June 22, 2025, 12:30 p.m. ET

A badly torn map of Iran taped to a wall.
Credit...Hossein Zare/Middle East Images/Redux

Thomas L. Friedman

There are so many things to say in the wake of the U.S. bombing of three key Iranian nuclear facilities that it is easy to get lost in the gripping details. So for now, let me try to step back and explore the global, regional and local forces shaping this story. What’s really going on here?

It is a very, very big drama, and it is not confined to the Middle East.

To my mind, Vladimir Putin’s invasion of Ukraine in 2022, with the sole aim of wiping its democracy off the map and absorbing it into Russia, and the attacks on Israel in 2023 by Hamas and Iran’s proxies in Lebanon, Yemen and Iraq were manifestations of a global struggle between the forces of inclusion and the forces of resistance.

That is a struggle between countries and leaders who see the world and their nations benefiting from more trade, more cooperation against global threats and more decent, if not democratic, governance — versus regimes whose leaders thrive on resisting those trends because conflict enables them to keep their people down, their armies strong and their thieving of their treasuries easy.

The forces of inclusion had steadily been growing stronger. Ukraine in 2022 was getting closer to joining the European Union. This would have been the biggest expansion of a whole and free Europe since the fall of the Berlin Wall in 1989, because it would have added to the West a huge agricultural, technological and military power and left Russia more isolated — and looking more out of step to its own people — than ever.

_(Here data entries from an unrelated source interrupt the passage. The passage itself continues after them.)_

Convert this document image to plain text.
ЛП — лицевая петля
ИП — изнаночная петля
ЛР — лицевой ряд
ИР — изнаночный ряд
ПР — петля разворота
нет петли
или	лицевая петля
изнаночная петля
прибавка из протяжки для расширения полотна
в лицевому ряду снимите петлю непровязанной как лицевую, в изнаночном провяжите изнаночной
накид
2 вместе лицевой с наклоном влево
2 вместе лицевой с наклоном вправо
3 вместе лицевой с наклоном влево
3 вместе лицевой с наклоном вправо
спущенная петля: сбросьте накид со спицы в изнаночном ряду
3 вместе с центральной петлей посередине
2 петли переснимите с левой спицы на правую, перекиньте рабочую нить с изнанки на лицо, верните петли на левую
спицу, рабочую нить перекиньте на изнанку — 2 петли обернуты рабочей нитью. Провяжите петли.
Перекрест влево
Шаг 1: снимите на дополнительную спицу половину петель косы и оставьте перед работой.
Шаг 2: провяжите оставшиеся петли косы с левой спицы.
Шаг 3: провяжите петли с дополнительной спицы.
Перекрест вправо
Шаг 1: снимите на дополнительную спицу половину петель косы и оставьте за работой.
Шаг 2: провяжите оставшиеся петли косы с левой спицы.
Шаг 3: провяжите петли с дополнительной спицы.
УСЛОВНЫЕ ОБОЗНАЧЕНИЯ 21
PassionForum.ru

At the very same time, the Biden administration was making rapid headway on a deal for the U.S. to forge a security alliance with Saudi Arabia. In return, Saudi Arabia would normalize relations with Israel, and Israel would begin talks with the Palestinians on possible statehood. This would have been the biggest expansion of an integrated Middle East since the Camp David peace treaty between Egypt and Israel in 1979.

In short, Ukraine looked poised to join the West, and Israel looked poised to join the East.

So what happened? Putin invaded Ukraine to stop the first movement, and Hamas and Iran’s other proxies attacked Israel to stop the second.